Message from Department Head Barry Braun

Barry Braun outdoor portrait
Barry Braun, Head, Department of Health and Exercise Science

Dear Alumni and Friends,

As we transition to a new year, I share the universal hope that 2022 is what we hoped 2021 would be back in 2020. As I started to write this message, I immediately veered to talking about our response to the pandemic, a reflex honed over the past 21 months.

However, I’d like to put COVID aside for a few minutes and talk about something we care about deeply but, like others, have struggled to make real progress on; creating an HES where everyone can thrive, succeed, and feel like a valuable part of the “family.” Statements expounding on a commitment to diversity, equity, inclusion, and social justice abound of course but making statements is easy, real progress is harder.

So, let’s start with things we all generally agree on: having a diverse set of backgrounds and perspectives makes us stronger, that it is important for students to see and interact with people who share their backgrounds and experiences, that we must train our students to work and live in an increasingly diverse world. And because so many of us spent a lot of time playing sports as kids and/or adults, we have a visceral belief that the playing field should be level for everyone. Which it has not been.

Allow me to use another sports analogy – Canadian hockey players. In 2013, a study published in “PLOS One” identified a “relative-age” effect in Canadian NHL players: 36% of players drafted by NHL teams between 1980 and 2007 were born between January and March, compared to 14.5% of draftees born from October to December. The likely explanation is that drafts for youth hockey leagues use January 1 as the cutoff – so that a kid with a January birthday is 11 months older than a kid born in December – not a big difference as adults but huge when kids start playing organized hockey when they are in early elementary school.

The kids with birthdays early in the year are more likely to be bigger and stronger than their younger counterparts. They stand out in tryouts and in practices, end up in more elite junior leagues where they get better coaching, attend more all-star camps, and get more recognition. Those early advantages accumulate over time so by the time they are eligible to be drafted to the NHL, they are valued more highly and drafted earlier and more frequently. Interestingly, they are not necessarily more successful as professional players, in fact there is some evidence being born later in the year makes you more likely to have a successful NHL career – more on that later (if interested, you can see the study online: “Born at the Wrong Time: Selection Bias in the NHL Draft.”)

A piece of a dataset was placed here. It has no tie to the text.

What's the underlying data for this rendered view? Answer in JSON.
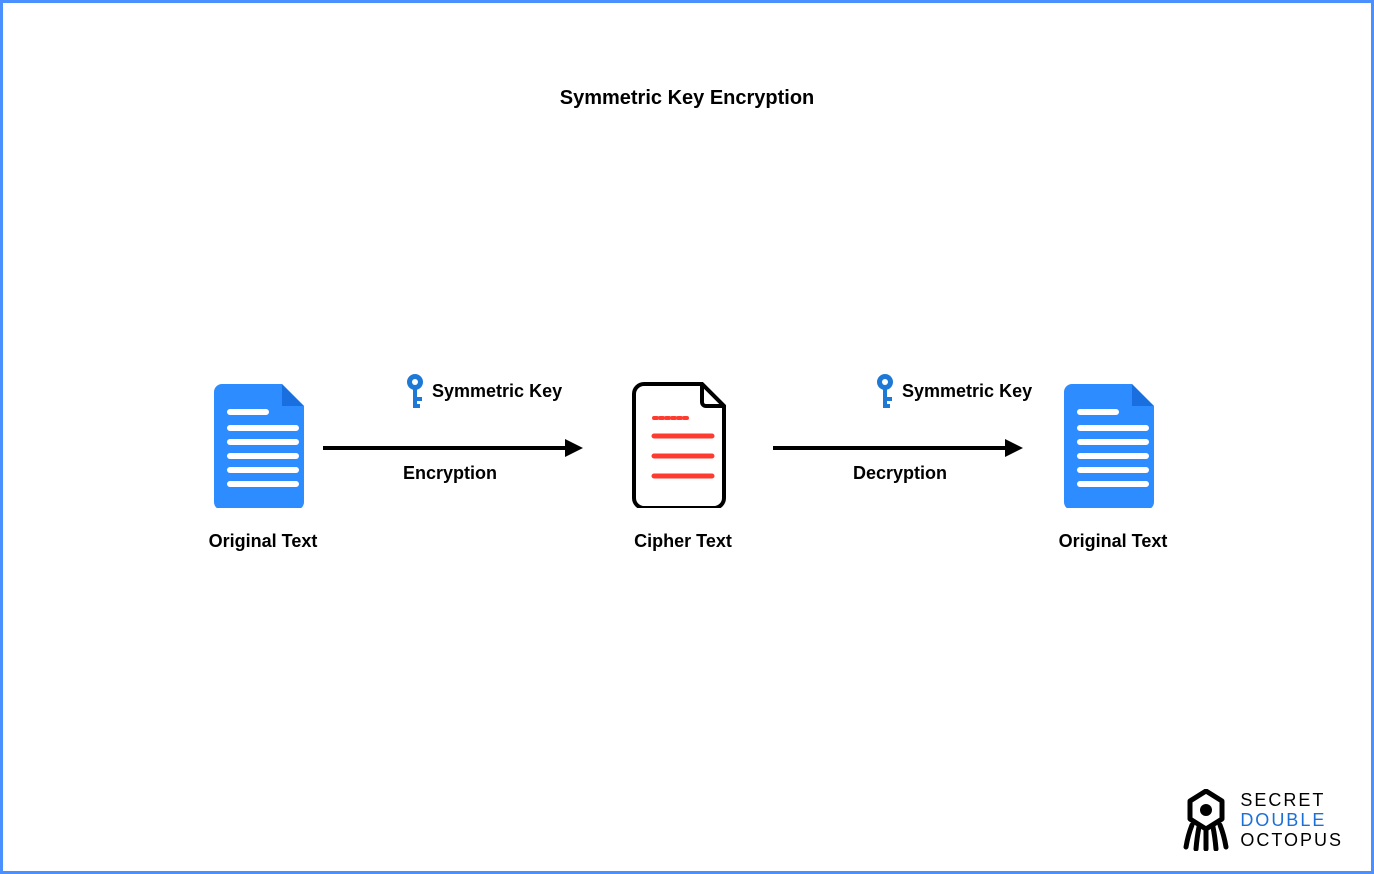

What does that have to do with the world of academia? Let’s use me as an example. I was raised in a home with zero educational resources – no college experience, no intellectual discussions, no books in the house (well, we did have a subscription to “The Readers Digest,” a somewhat cheesy publication only familiar to those of you in my age group). You could say I succeeded in an academic career on my own but that isn’t the case because along the way, high school teachers and university professors frequently offered me opportunities to work in their lab or help them with a project. And those opportunities led to other things – because I had some experience, I was offered a great work-study job in a biology department that led to co-authorship on research papers and getting to present my work at a conference.

Those things made me more competitive for graduate school and a university fellowship that paid my stipend and allowed me more time to do research – leading to more publications that translated into recognition and awards. Because of those early opportunities and how they amplified over time, when I was applying for faculty positions I had a resume packed with things that are highly valued by search committees. Did I get those early opportunities because I was a good student? Yes. But I also got them because I was the kind of kid who looked and sounded and acted like the professors who taught me; basically, I reminded them of their younger selves.

Would I have gotten the same opportunities if I were in a wheelchair? Or a woman? Or black? Or openly gay? Let’s be brutally honest, probably not. Despite coming from a family with few financial or educational resources, the playing field was still tilted in my favor. We perpetuate this bias when we choose the “most qualified” candidate for a job or an award or a scholarship. Until we account for the context that led to those qualifications, we will continue to perpetuate the uneven playing field.

That was a long way of saying our goal in the areas of enhancing diversity, equity, inclusion, and social justice is to embed those principles into all of our decisions – who we hire, who we put up for awards, who we accept as grad students, etc. To the counterargument that we will be diluting quality by not choosing the “most qualified” people, I would counter that we will be selecting the people who made the most of the circumstances they had available to them.

Returning to the study showing that players with later birthdays are less likely to be drafted but more likely to have successful NGHL careers, the authors suggested that “relatively younger individuals, because they have faced greater social challenges, compensate by developing greater adaptability to different roles or better work habits; these traits then lead to greater long-term achievement.” Aren’t these the types of people likely to be successful in academia as well – those with the persistence, creativity, and work ethic to overcome the inevitable challenges and setbacks? I could go on…. but I already have.

As we head in 2022, our challenge is to create the conditions in HES conducive to pushing us forward in our quest to level the playing field and make the HES family more diverse, inclusive, equitable, and just. Which will also make us fundamentally better. And that’s the goal, right?